The contest is not on which vaguely different set of leaders or political grouping will deepen the rot, the contest is to arrest that rot. It seems we’ve forgotten the point of everything. We’ve grown so accustomed to the constant din of political banter and the dopamine high that comes from the uproarious approval of whichever herd we belong to that we forget that they, the leaders and parties we are so enamoured of (or opposed to), are mostly the same. And I feel the need to, once again, stress that I am not naive to the geopolitical context in which we must face these problems, but that cannot be a crutch. A friend recently pointed out (within the context of competing businesses in the same industry) that, for the most part, the extent to which one firm can seriously grow its revenues and profits is a function of the market it operates in. As he said: “You cannot be bigger than your market!” This is a truism that is often forgotten. If we accept this, then, for self-interested reasons, it is entirely sensible for competitors to work together where it will increase the size of the market. The alternative is a fierce, soul-sucking race to the bottom over a trivial pot where everyone is more or less malnourished. In a sense, this is what we are doing in Nigeria. We have staked our claims to a national cake which isn’t growing fast enough to feed everybody, and so the competition is just getting fiercer for a smaller pot.
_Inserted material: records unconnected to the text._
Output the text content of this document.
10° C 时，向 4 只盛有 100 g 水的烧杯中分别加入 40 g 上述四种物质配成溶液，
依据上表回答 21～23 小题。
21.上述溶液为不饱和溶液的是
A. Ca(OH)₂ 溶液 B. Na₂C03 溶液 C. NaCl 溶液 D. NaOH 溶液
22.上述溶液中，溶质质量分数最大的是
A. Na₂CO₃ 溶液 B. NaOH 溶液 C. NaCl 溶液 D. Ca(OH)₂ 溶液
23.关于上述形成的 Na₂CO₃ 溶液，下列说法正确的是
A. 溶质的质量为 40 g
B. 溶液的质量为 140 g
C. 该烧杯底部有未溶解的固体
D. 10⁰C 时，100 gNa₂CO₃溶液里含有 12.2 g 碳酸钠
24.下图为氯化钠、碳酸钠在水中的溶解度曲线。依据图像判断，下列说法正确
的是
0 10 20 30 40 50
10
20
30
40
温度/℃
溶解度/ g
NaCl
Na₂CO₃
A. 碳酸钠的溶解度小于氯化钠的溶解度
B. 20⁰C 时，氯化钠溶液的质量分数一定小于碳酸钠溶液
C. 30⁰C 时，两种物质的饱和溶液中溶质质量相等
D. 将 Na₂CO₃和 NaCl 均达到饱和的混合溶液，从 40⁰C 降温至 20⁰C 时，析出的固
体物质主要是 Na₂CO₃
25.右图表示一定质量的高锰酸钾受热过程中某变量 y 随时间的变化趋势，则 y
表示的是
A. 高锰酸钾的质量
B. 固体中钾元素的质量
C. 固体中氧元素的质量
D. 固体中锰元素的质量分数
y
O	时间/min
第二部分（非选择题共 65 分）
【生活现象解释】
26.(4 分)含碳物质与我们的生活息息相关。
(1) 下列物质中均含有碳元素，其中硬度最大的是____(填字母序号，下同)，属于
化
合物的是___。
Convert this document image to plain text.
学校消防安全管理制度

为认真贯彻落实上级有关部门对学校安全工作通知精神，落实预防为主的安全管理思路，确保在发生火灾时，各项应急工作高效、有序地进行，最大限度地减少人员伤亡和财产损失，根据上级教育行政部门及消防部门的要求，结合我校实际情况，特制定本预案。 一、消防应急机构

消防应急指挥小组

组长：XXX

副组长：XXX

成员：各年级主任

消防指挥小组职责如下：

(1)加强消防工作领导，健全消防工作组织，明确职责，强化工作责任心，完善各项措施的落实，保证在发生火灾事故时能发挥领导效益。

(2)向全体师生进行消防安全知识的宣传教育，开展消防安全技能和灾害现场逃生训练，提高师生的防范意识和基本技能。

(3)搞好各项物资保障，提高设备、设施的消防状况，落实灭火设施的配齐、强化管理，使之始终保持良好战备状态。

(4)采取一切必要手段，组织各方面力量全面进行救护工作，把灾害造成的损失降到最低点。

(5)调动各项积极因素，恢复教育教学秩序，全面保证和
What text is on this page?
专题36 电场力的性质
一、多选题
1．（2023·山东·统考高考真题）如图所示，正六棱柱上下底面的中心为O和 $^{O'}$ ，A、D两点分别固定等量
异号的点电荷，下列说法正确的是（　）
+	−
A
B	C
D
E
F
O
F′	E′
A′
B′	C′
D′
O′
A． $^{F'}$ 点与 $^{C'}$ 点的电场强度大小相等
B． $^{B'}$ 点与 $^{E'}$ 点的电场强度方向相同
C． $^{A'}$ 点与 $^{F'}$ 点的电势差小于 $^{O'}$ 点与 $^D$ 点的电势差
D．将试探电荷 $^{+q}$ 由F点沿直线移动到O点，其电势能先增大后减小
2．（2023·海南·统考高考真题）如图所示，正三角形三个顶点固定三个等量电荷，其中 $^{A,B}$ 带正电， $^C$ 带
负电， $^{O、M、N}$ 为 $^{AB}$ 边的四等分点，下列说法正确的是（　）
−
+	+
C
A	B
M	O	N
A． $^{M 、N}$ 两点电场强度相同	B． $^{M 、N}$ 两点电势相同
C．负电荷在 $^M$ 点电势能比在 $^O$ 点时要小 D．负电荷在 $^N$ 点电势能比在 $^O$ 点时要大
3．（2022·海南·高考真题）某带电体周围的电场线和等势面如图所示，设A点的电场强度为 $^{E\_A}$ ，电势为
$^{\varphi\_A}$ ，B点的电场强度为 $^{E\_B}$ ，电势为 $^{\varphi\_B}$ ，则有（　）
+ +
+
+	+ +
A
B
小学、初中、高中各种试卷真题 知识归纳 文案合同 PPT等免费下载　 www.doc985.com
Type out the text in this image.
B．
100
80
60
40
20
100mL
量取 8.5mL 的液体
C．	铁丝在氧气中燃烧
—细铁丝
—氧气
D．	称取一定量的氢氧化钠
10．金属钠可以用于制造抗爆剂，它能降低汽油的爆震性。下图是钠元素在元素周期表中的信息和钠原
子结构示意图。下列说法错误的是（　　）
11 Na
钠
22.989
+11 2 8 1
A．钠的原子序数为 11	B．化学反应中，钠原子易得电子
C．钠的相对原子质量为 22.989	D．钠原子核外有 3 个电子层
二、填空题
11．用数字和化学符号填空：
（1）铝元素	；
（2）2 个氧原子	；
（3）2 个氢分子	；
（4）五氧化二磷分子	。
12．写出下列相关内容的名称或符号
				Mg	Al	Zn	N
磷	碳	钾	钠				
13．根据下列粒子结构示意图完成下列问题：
I don’t know, but I hope more people start to see this reality and skip the mindless partisanship. Sure, there’ll always be party or tribal hacks, but they are usually easy to spot. They only ever accept one, simplistic narrative and reject all else.  The rest of us should really be focused on the agnostic issues. This is only possible if you see or accept an ‘us’ or the shared frustration of all our destinies regardless of religion, tribe or political affiliation. I have often found that this inability (or, perhaps, refusal) lies at the heart of the problem. It is impossible to consider our equality in penury if our entire frame of reference in engaging the Nigerian question is the narrow interest of our family or tribe or religion. That is precisely the game we have played for 56 years, and here we find ourselves.

How we do this is not always apparent because the current structure of the country almost enforces this partisanship. You are judged by your state, or tribe, or even local government area. Constitutionally, we have a hugely expensive national service programme to deepen the oneness of Nigeria but have entrenched the custom that a citizen can only serve the nation from her state of origin. And so, almost by default, the notion of a oneness of Nigeria is nonsensical. An Ibibio man who has worked and schooled and lived and embraced the state of Kaduna will never regard that state and its people as his. He will always be an Ibibio man. It is remarkably senseless.

But we must engage, even in a broken framework. And we must engage constructively. It is no good to simply refuse to engage, wash our hands off everything or resort simply to insults (edifying though this is). We must face the issues, the agnostic issues especially. That or try to move to Canada, a vast country in the Arctic Circle.